03.01.2026 – NZZ – Billige Schaumstoffmatten
Es rennt ein Redaktuer einfach mal ein einen x-beliebigen Baumarkt, kauft irgend etwas ein und zündet es an, um danach zu klugscheissen. Es gibt übrigens auch noch viele andere brennbare Materialien in so einer Bar. Angefangen von der Kleidung, die (hoffentlich) jeder einzelne Mensch da drin trägt. Muss überall stehen: «vorsicht, brennbar»? Ein dummdreister Artikel in seiner kompletten Gesamtheit.
02.01.2026 – SRF – Wie Junge um die Opfer trauern
Das ist Blick-Niveau, vom Titel bis zum Inhalt. Fremden Menschen in so einer Situation zuzuschauen, sie auszufragen. Und es sind Null-News, die lediglich die Neugier stillen, die jedoch gar nicht geweckt worden wäre, hätte SRF nicht darüber geschrieben. Niemand hat sich gefragt: Oh, wie trauern ächt die Jungen? Niemand.
02.01.2026 – NZZ – Ein Brand in der Silvesternacht in einem Partylokal
Bis heute bleibt mir unerklärlich, weshalb bei solchen Ereignissen immer so ein Lappi ins Archiv steigt und nach einem ähnlichen Ereignis irgendwo auf der Welt sucht. Was hilft das? Wen interessiert das? Wen wollen sie damit beeindrucken, schädigen, warnen oder verängstigen?

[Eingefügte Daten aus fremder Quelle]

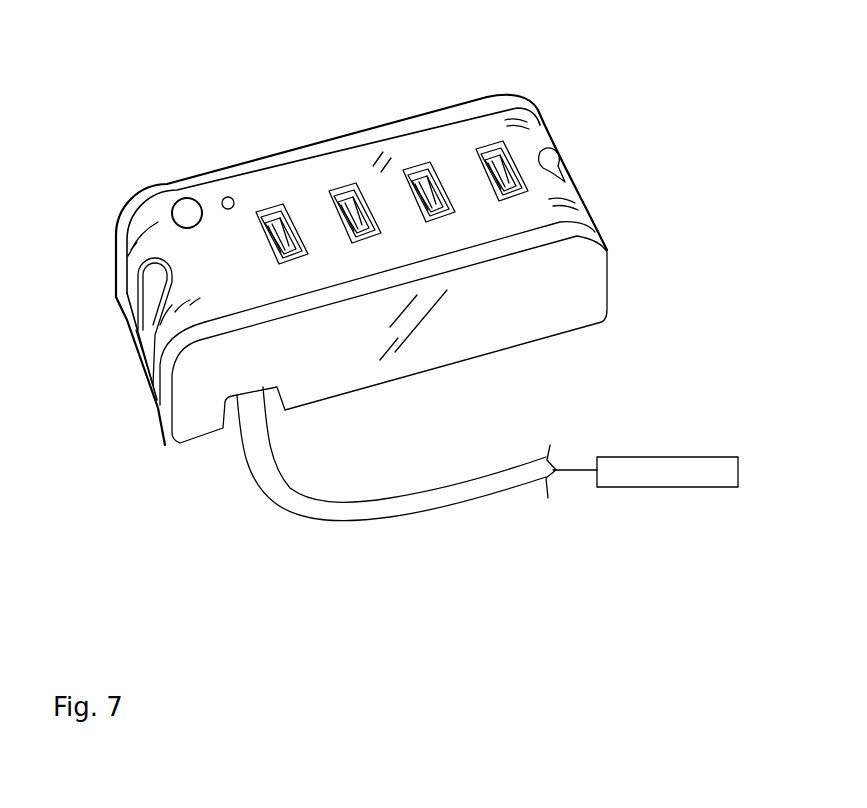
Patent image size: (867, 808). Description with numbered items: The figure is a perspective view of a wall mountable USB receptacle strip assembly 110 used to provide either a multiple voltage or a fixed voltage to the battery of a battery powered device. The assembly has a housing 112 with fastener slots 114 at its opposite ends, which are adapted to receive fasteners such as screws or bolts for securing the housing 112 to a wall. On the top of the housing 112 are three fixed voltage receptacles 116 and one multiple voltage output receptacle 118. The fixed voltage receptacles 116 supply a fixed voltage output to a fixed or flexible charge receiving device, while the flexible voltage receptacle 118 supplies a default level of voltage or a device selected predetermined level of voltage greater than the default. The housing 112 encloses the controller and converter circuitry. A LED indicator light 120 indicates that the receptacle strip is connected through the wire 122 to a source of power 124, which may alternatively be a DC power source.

The USB receptacle strip assembly 110 is at (356, 235).
The housing 112 is at (483, 332).
The fastener slots 114 is at (153, 294).
The fixed voltage receptacles 116 is at (497, 147).
The multiple voltage output receptacle 118 is at (282, 212).
The LED indicator light 120 is at (188, 217).
The wire 122 is at (320, 513).
The source of power 124 is at (720, 460).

02.01.2026 – SRF – Diese Ereignisse erschütterten die Schweiz
Selbstverständlich gibts den Lappi auch am Leutschenbach. Wobei dieser Lappi eine Lappeuse ist. Aber dieses Vorgehen scheint System zu haben. Lernen die das an der Tippmichi-Schule so? Dass sofort eine Katastrophen-Liste erstellt werden muss? Nutzen, Sinn und Zweck für den Leser oder die Zuschauerin: Nicht erkennbar.
02.01.2026 – NZZ – Der Ort der grossen Tragödie
Auch wichtig. Ah, Crans-Montana … da war schon länger nichts mehr. Wissen die Menschen überhaupt, wo Crans-Montana liegt, was Crans-Montana ist, wie lange Crans-Montana ist, wie es ist … da muss sofort ein Portrait her.

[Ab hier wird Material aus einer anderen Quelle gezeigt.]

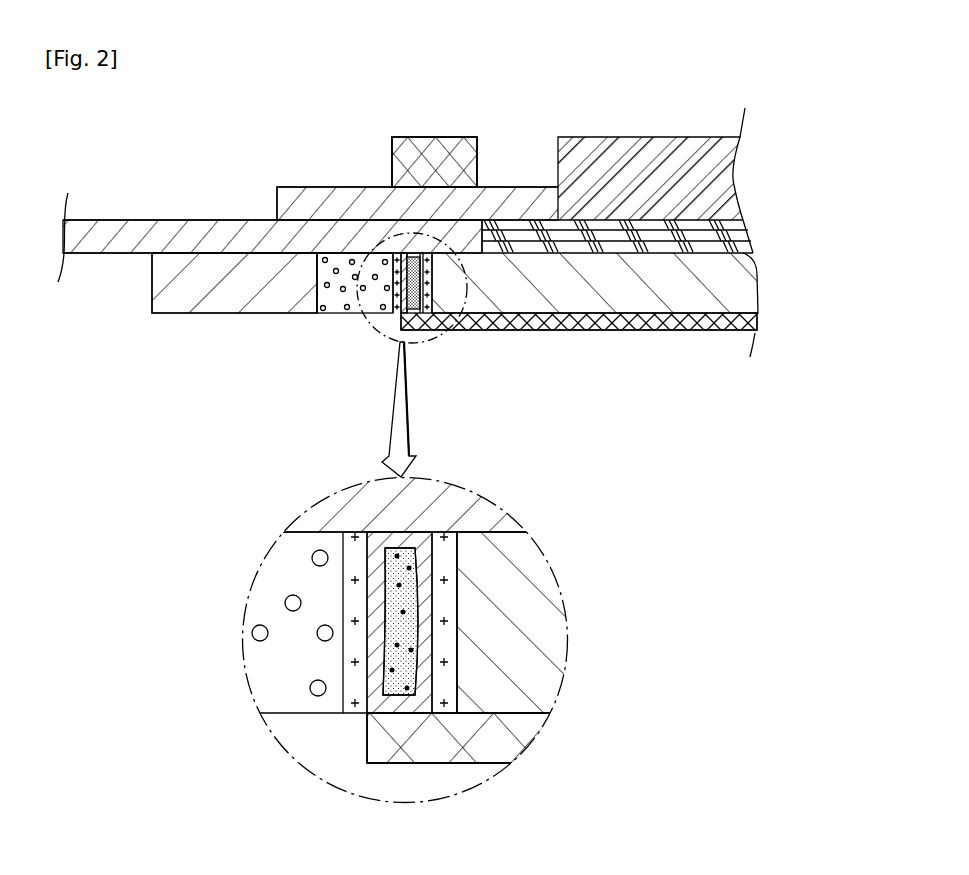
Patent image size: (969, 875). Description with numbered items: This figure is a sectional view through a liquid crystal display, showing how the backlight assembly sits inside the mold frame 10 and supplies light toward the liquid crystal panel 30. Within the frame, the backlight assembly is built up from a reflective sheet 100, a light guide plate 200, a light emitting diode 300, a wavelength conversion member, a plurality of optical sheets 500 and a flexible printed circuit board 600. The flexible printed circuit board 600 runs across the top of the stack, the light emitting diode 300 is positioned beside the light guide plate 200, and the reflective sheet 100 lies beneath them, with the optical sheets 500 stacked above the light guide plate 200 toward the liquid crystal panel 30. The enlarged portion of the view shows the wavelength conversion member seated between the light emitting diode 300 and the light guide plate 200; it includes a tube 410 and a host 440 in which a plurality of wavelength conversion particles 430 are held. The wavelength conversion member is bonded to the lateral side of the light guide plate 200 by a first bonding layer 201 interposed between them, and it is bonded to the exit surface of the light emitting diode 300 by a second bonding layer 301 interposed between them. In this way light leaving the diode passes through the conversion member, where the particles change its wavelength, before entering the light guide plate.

The mold frame 10 is at (196, 297).
The liquid crystal panel 30 is at (648, 152).
The reflective sheet 100 is at (493, 320).
The light guide plate 200 is at (575, 300).
The first bonding layer 201 is at (447, 673).
The light emitting diode 300 is at (338, 300).
The second bonding layer 301 is at (352, 703).
The tube 410 is at (400, 705).
The wavelength conversion particles 430 is at (428, 538).
The host 440 is at (393, 597).
The optical sheets 500 is at (650, 242).
The flexible printed circuit board 600 is at (200, 233).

01.01.2026 – NZZ – Der Busunfall von Siders, das Attentat von Zug, die Mattmark-Katastrophe
… aaand again. Dieses Mal scheint es sich aber um eine fortlaufende Liste von aus Sicht der Redaktion wichtigen Ereignissen mit Todesfolge. Auch hier die Frage: Wem nützen Auflistungen von Katastrophen der vergangenen Jahre? Themenbewirtschaftung noch am Tag des Ereignisses.
01.01.2026 – SRF – Zwischen Erstarren-Wollen und Weitermachen-Müssen
Der Artikel ist so dermassen sinnlos, dass mir noch nicht einmal ein Kommentar dazu einfällt.
Wenn das nun jemand kleinkartiert findet, dann kann ich das gut verstehen. Es ist ja wirklich meine persönliche und subjektive Meinung, ob ein Artikel sinnvoll oder sinnlos ist. Die Frage bleibt aber trotzdem: Ist diese Art Journalismus das, was wir unter Qualitätsjournalismus zu verstehen haben? Ist das die Zukunft?